In the present work it is assumed that Alice and Bob do not have access to additional resources (like entangled states) while playing the CHSH game. As it is well-known, the availability of such resources (e.g. pairs of entangled qubits for all or some of the rounds of the CHSH game) would give Alice and Bob a distinct advantage and recent work has offered new possibilities for how to represent perfect or imperfect entangled states mathematically [45,46,47]. Note, confidence intervals for the S-value that is achievable with such additional resources over a finite number of game rounds may be computed as well. There are interesting corresponding implications, which could be explored in future work.

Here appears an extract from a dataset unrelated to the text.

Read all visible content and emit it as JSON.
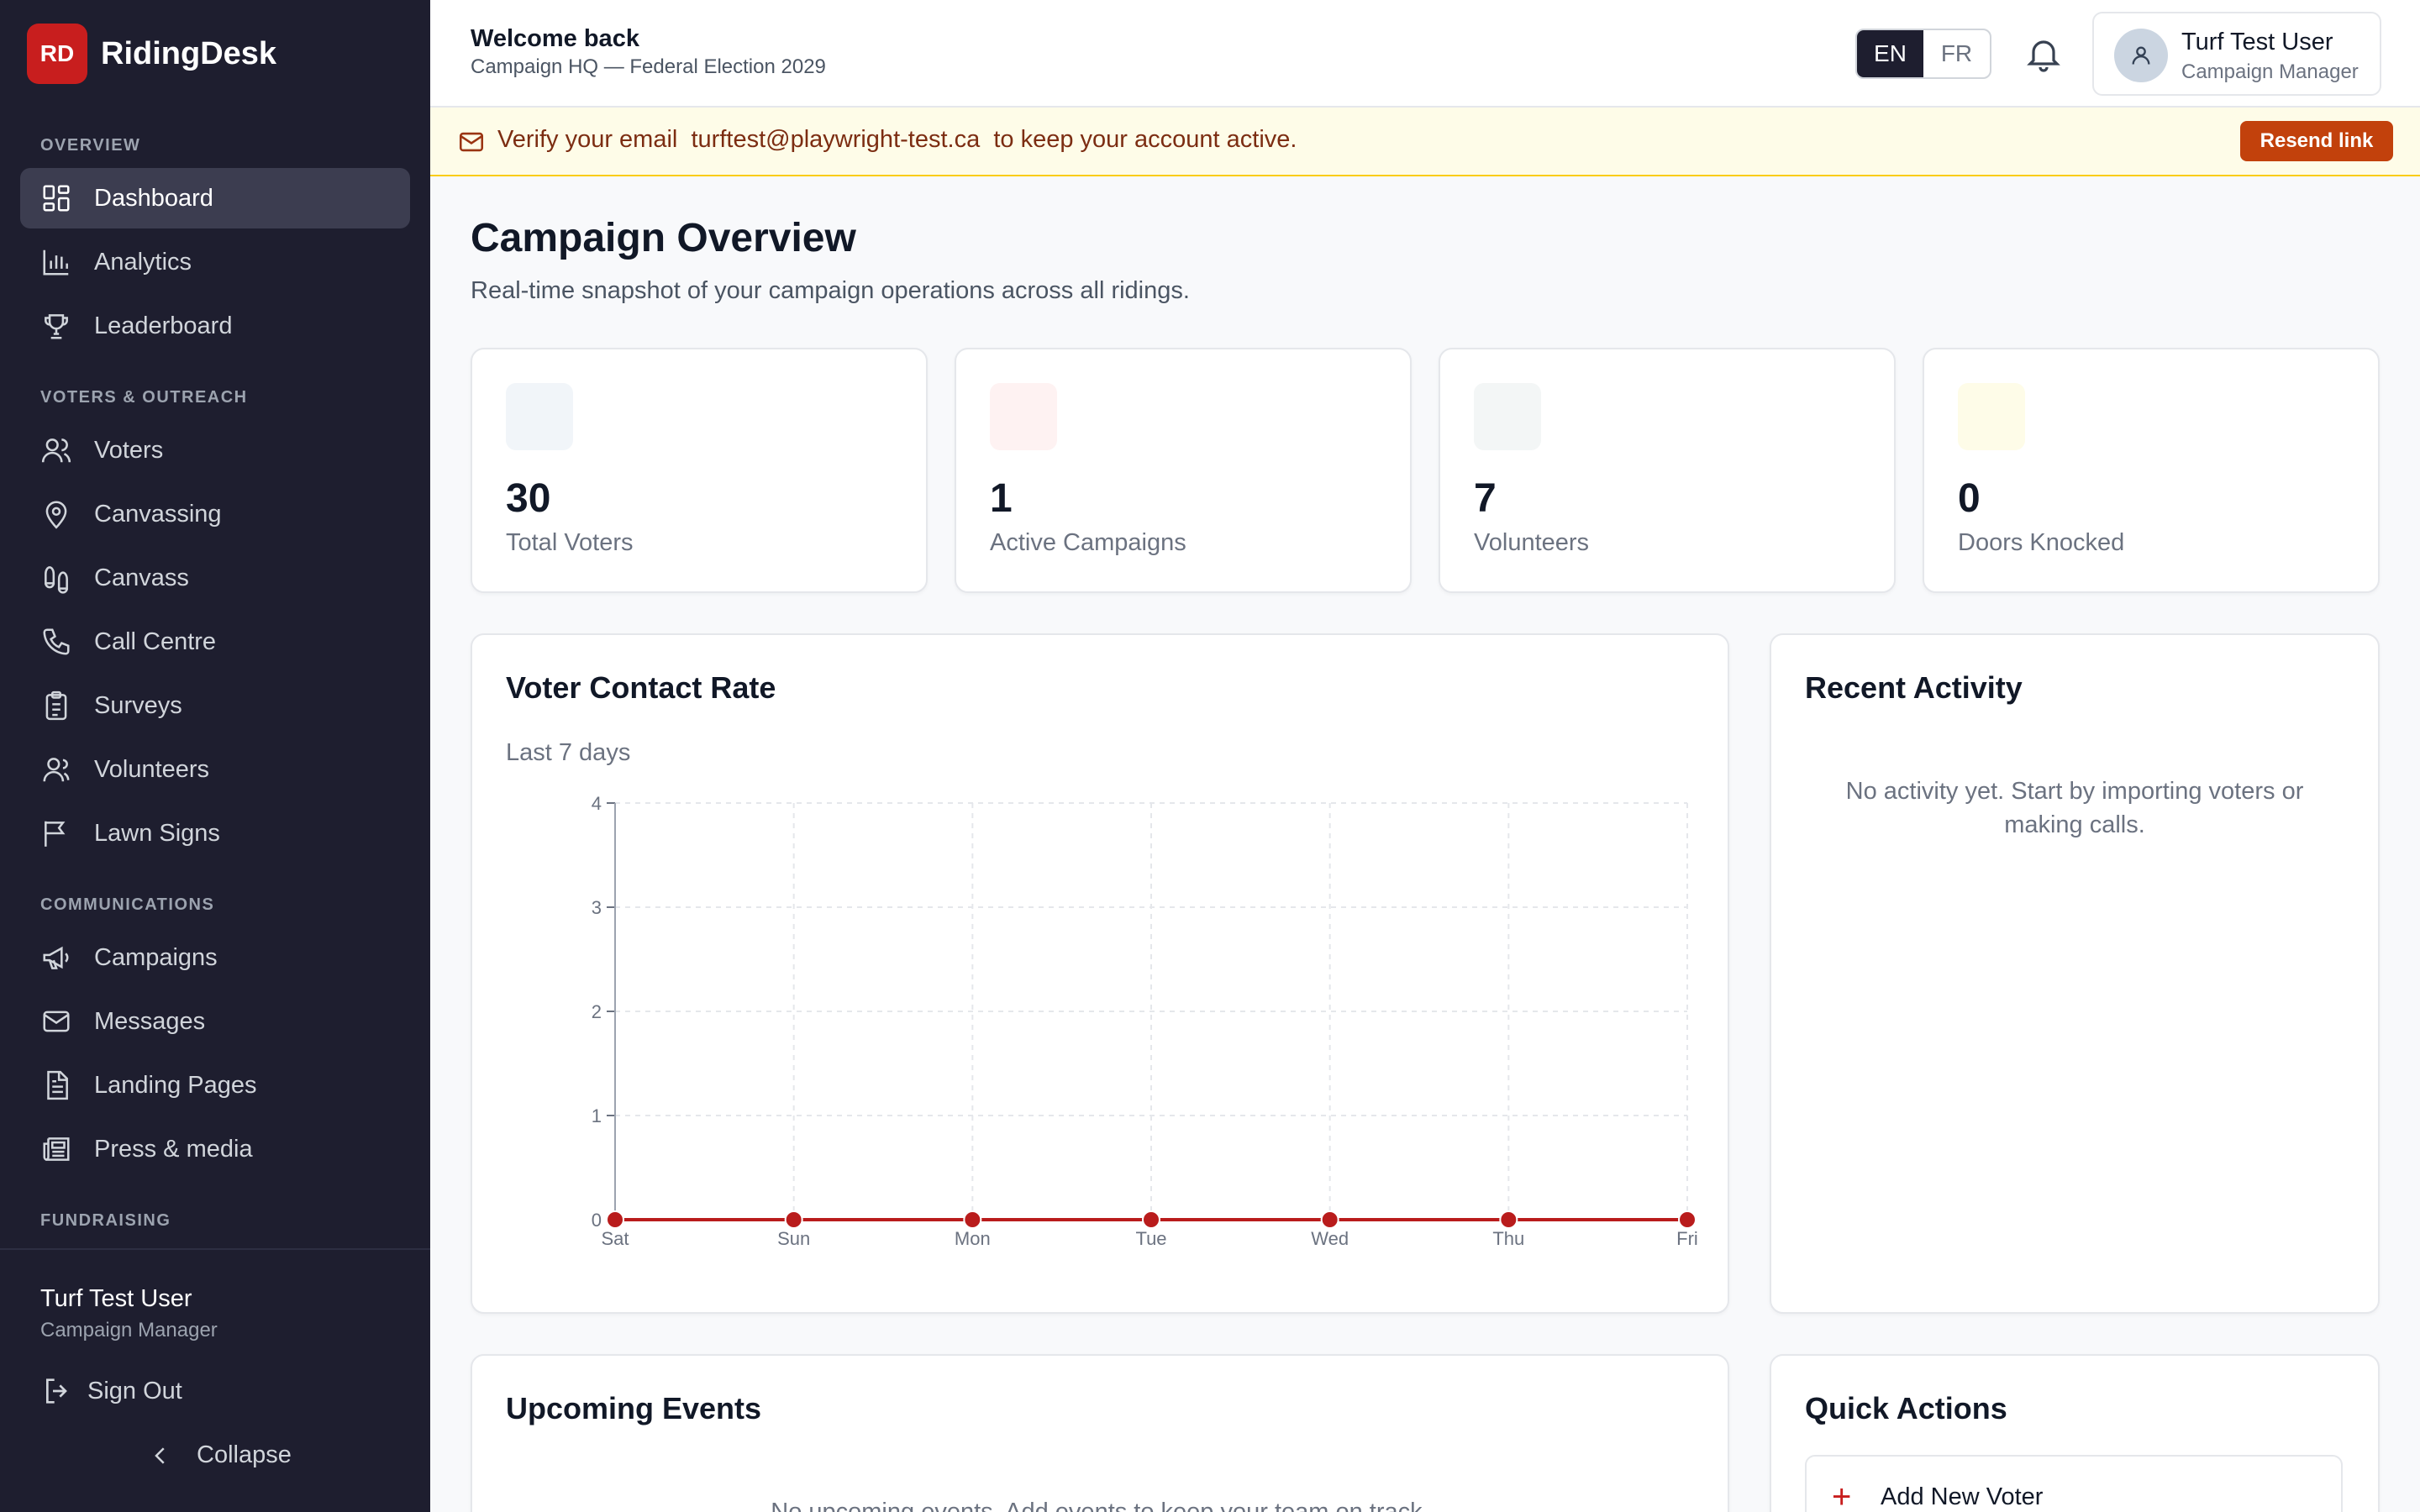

In the present paper, we focus on an accessible development of bounds for the probability of being lucky in the form of

$$\begin{array}{c}\hfill \mathrm{Pr}\{S_1⩽2+\eta \}⩾1-q\end{array}$$

for a given threshold, $\eta >0$. We discussed different forms of game play and provided three formulae for a straightforward computation of q, namely Equations (12), (18) and (24). In contrast to most of the literature, we also covered situations in which the probabilities for different question regimes do not have to be more or less equal. Here, the chances for Alice and Bob to win can improve considerably.

Our extension of the result in [26] is presented with a fully self-contained proof. We did not consider multipartite games, which do not always allow a quantum advantage [48], and where general problems, such as computing the maximum winning probability given an arbitrary amount of entangled particles, can be very complex and even QMA-hard [49].

We analyzed different game strategies in Monte Carlo simulations. We would like to point to the possibility of winning the game by exploiting systematic biases in the generation of question regimes. In such a situation, Alice and Bob can have a good chance of producing $S_1$ values substantially above 2 without entangled particles. Therefore, when the security of quantum communication is based on the observed violations of CSHS inequalities, it is important to check the question regimes for systematic biases.